What’s your background?
I started my research career being a bit of an outsider – and found a discipline which welcomed that. I had studied history at BA and MA level in Canada, focusing primarily on gender and sexuality histories in the 17th and 18th centuries. It wasn’t until late in my Master’s degree that I found the subject areas that would shape the rest of my career – the history of science and history of photography.
I was very lucky to have mentors who encouraged me to continue into grad school, and follow a research subject – the use of photography in 19th century scientific communication – in which I had no foundational disciplinary training.
Completing my PhD in the history and philosophy of science gave me the flexibility to follow my research interests, while at the same time develop the experience working in museums that would be key to moving beyond academia later in my career. While studying for my PhD I had the chance to do two internships in museums – the first at the Science Museum and the second at the National Maritime Museum.
Later, when I was a postdoc on a large and collaborative Arts and Humanities Research Council (AHRC) Project, I was able to gain more experience working at the Natural History Museum (NHM) in London studying the use of images in the 19th century natural history periodicals.
All of my research and experience ultimately lead me towards working as a museum professional – where I have the opportunity to combine research and public engagement.
Why did you move beyond academia?
By 2017 I had been working as a postdoctoral researcher for five years. I had been able to work in the US and the UK on two large and collaborative research projects – the first at Harvard coordinating a branch of the Darwin Correspondence Project, and the second at the NHM and University of Leicester on the AHRC large cluster project ‘Constructing Scientific Communities: Citizen Science in the 19th and 21st Centuries.’
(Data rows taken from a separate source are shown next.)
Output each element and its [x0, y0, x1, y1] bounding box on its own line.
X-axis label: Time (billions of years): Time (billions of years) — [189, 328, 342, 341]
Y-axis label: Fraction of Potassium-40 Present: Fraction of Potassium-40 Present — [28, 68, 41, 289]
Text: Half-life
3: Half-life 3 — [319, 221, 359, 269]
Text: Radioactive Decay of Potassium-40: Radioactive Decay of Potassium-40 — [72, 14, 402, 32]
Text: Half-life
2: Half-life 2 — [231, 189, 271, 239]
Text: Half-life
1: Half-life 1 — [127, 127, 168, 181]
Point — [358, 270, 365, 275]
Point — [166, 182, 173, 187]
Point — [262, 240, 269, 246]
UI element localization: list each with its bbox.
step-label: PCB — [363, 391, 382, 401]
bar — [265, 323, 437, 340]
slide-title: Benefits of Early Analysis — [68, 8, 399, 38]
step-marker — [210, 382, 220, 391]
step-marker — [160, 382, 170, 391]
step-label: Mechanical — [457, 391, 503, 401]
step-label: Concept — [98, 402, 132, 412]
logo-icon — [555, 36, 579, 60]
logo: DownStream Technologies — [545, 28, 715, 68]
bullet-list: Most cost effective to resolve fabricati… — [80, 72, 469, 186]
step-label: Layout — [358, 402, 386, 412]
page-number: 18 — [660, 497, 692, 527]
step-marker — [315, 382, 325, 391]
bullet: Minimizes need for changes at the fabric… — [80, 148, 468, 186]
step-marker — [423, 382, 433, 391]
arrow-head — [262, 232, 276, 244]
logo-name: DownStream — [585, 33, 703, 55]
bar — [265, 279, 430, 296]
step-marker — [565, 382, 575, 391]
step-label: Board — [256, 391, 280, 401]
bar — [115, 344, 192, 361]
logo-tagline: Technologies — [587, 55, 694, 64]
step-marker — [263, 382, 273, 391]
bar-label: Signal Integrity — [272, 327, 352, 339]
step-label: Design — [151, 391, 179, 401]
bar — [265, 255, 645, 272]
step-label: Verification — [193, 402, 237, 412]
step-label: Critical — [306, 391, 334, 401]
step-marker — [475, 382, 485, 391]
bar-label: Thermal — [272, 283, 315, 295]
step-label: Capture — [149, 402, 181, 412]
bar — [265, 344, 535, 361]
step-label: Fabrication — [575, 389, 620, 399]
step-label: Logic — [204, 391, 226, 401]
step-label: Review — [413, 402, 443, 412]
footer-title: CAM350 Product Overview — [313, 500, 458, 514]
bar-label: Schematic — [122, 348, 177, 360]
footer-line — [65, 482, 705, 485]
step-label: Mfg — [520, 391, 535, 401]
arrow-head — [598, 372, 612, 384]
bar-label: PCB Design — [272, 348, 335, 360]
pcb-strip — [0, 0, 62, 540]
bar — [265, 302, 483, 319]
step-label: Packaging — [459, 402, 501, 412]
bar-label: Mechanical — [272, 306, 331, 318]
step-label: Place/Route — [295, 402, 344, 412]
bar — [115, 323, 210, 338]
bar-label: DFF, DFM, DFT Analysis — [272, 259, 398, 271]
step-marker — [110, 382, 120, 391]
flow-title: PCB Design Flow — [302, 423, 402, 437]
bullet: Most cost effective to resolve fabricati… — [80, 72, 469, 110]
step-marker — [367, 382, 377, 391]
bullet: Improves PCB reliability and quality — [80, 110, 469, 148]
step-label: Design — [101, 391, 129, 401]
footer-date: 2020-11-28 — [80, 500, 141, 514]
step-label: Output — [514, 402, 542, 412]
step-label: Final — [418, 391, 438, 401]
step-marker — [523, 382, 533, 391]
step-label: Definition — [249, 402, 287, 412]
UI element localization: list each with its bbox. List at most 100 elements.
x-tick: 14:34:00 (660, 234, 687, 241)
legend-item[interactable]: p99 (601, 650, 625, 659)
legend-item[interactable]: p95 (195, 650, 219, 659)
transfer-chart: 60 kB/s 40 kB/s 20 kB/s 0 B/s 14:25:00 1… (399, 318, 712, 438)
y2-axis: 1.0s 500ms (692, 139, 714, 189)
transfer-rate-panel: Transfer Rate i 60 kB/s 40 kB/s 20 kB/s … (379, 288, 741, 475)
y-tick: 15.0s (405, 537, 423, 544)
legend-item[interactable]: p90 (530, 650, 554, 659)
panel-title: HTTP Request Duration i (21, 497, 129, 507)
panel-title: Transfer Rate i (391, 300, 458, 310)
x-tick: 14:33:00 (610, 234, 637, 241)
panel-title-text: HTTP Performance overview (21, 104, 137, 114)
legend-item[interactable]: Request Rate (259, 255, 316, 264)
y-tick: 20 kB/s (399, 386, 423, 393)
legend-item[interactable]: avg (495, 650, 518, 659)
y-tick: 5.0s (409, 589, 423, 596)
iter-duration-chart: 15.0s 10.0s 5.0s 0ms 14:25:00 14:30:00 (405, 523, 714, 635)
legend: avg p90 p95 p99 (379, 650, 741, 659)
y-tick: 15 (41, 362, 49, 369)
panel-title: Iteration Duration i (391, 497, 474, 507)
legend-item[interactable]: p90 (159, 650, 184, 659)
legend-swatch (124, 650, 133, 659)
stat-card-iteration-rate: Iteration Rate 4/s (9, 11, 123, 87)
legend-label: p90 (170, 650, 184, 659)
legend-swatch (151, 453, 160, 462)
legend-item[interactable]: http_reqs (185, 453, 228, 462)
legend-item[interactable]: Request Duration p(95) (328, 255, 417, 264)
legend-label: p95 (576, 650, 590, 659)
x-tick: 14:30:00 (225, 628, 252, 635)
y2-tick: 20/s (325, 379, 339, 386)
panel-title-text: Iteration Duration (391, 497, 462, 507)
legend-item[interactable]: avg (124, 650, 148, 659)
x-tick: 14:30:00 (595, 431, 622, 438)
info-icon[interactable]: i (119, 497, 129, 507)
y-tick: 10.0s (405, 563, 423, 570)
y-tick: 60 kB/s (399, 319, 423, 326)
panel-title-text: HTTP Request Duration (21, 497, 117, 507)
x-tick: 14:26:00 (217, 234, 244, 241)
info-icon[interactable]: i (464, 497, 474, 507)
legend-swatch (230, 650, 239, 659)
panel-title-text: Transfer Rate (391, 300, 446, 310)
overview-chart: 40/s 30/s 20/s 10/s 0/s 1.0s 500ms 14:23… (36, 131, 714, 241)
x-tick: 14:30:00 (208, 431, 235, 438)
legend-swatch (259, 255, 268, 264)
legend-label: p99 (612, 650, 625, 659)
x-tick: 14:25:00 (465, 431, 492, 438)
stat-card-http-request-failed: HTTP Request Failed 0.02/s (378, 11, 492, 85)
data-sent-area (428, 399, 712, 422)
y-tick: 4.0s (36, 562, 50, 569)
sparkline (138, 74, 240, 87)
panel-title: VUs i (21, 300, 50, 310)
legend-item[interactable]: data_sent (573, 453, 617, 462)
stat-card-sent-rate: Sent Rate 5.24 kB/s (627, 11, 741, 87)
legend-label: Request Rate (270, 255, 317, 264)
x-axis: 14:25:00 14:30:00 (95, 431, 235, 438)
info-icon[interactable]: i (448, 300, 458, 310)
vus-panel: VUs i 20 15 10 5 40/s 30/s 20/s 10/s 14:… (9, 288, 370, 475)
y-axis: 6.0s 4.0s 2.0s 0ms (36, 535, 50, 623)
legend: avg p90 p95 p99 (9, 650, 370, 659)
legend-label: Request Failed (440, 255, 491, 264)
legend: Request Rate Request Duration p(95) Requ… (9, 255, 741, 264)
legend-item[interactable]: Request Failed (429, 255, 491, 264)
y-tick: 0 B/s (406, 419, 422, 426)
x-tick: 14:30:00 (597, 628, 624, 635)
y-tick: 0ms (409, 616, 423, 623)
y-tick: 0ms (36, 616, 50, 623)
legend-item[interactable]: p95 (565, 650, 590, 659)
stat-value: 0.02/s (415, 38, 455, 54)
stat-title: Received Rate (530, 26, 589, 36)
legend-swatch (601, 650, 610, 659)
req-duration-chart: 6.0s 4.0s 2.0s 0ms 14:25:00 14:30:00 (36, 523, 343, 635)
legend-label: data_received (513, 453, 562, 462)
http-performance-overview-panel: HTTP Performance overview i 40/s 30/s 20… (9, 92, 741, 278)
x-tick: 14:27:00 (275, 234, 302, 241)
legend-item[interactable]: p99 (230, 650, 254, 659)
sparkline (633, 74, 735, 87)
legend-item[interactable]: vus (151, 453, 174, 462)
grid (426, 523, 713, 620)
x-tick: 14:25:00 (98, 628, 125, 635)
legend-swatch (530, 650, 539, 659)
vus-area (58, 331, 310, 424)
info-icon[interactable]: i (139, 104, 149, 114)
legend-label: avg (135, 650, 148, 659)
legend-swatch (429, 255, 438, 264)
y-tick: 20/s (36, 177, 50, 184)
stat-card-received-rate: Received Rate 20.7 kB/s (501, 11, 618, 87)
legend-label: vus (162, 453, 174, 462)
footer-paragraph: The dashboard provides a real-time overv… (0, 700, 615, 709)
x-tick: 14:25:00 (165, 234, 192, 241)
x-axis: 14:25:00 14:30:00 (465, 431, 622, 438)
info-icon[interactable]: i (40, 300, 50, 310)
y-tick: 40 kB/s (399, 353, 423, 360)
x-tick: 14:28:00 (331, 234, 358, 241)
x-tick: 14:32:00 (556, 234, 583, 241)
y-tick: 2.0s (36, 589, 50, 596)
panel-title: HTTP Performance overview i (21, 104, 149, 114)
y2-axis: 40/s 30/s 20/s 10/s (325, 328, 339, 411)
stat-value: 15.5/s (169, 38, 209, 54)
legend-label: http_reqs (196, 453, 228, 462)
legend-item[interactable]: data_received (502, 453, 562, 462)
During this time, I was able to research and write a book and articles, teach some courses and establish myself within my disciplinary research communities.
At the same time, however, I was able to gain experience in a number of different museums, and better understand how to effectively communicate research to public audiences. When I came to the job market at the end of my postdoc, I was already starting to think about moving into the museum sector.